NB. this example will run quite slow due to the much larger output pixel size (0.0001 output vs 0.00006 input).
You might need to add `--chunk-timeout` with a larger value than the default (300) option to allow for longer chunk job processing times.

## Caveats

* the output file will be named the same as the input VRT, but the ".vrt" extension replaced with ".tif"
* the script is trying to use an optimal chunk size for the output tif, within the 16-1048 range, so that a single output chunk maps approx. to a single input chunk
* the output will be written to the folder where the script is invoked
* the script will download each vrt first, because opening the vrt remotely is extremely slow for bigger vrts.

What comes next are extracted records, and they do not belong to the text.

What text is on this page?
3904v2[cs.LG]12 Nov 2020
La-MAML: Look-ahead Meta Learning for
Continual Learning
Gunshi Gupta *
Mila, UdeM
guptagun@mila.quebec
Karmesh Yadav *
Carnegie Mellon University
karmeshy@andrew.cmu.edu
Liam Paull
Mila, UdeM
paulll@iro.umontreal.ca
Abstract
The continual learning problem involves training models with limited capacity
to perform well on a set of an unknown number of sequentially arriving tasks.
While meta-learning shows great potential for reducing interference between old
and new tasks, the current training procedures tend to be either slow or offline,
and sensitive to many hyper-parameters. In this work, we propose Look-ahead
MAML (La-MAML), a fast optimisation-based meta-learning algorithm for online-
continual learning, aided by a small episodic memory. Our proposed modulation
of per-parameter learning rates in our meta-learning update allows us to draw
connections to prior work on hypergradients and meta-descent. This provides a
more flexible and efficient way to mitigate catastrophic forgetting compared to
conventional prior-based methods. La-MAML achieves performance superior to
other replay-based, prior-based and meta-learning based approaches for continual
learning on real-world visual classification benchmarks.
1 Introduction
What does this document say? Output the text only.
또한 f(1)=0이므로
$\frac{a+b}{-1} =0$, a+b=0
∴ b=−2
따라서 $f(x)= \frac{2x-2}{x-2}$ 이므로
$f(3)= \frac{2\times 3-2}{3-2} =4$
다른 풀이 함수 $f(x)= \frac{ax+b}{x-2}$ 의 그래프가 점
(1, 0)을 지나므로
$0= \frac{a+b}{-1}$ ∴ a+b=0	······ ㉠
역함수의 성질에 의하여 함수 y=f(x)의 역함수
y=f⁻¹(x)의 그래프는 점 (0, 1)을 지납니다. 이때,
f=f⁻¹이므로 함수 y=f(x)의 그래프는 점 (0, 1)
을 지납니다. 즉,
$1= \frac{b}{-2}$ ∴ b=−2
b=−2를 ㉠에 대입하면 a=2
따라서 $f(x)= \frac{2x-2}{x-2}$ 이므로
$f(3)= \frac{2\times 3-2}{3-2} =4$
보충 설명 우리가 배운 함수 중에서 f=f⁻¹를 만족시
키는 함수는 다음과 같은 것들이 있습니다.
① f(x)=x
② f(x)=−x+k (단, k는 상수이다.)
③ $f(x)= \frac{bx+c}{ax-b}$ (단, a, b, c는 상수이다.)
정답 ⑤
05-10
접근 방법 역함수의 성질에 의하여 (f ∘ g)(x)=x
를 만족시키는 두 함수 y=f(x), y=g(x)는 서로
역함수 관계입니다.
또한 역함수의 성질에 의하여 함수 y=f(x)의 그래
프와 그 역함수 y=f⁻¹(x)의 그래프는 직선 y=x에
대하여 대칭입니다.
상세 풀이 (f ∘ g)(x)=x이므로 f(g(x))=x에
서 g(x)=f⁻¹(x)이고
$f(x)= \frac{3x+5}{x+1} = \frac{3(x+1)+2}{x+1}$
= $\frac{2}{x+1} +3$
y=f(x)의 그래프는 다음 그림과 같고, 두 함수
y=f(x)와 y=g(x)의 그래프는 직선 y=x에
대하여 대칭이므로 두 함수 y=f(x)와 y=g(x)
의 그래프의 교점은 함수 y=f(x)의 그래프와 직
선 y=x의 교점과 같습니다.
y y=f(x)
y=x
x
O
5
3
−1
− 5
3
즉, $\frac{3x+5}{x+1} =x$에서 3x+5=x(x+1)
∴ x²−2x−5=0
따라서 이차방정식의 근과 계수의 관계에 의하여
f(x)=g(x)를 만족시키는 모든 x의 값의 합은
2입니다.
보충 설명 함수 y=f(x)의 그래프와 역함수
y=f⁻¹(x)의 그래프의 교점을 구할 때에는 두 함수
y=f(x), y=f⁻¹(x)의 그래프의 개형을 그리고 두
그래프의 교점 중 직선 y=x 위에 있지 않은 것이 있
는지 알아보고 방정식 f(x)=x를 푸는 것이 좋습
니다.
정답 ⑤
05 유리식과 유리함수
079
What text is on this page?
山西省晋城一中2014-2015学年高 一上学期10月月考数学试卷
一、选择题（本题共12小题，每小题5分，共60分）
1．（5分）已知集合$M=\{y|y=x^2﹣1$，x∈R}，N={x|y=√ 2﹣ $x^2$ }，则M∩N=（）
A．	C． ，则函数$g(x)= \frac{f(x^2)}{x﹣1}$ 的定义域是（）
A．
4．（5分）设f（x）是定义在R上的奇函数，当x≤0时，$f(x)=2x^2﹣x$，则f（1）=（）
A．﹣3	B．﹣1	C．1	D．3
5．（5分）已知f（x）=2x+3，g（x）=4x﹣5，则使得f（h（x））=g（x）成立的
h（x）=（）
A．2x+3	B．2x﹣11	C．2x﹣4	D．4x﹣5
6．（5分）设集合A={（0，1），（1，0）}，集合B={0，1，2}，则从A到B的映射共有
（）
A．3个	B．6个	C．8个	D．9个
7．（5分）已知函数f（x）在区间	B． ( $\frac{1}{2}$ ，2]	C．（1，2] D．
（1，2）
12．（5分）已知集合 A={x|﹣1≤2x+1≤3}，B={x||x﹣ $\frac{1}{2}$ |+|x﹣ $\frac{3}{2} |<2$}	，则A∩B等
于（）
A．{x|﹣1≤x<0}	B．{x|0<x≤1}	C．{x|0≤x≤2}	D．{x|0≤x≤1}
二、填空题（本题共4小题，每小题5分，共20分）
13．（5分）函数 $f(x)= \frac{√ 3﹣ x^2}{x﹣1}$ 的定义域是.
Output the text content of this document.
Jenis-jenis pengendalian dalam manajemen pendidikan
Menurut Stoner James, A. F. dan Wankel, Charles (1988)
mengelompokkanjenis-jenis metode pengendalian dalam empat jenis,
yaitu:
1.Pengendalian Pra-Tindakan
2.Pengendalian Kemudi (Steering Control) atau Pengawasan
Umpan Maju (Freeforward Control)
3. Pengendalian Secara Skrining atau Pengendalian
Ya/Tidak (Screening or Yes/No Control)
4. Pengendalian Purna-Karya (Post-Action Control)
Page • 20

The vrt is removed again when the download is finished.
* specifying a significantly lower output resolution than the input resolution will cause the chunks to take a lot of time per chunk (because for each output chunk, a lot of input data needs to be read). If you get errors like `Exception: [Errno Task timeout]`, you should increase the --chunk-timeout value (the default is 300) * chunks that error will be retried max 10 times. Getting a few error is quite normal, but if you get many errors, there probably is an issue with gcs at google's side.
* for some reason, the performance for zarrs (e.g. the deforestation zarr, maybe it is because of the sparseness) is much lower than for vrt's. Often it helps to specify a higher value for --blocks-per-job, e.g. 16 or even 64. Ymmv.
* you should be able to kill the script with ctrl-c. However, this does not always correctly cancel chunks that were already downloading, so it might take some time before it really stops. If you really need to stop it now, after hitting ctrl-c, use `pkill -f get_result.py` which will kill it immediately (if you have pkill installed).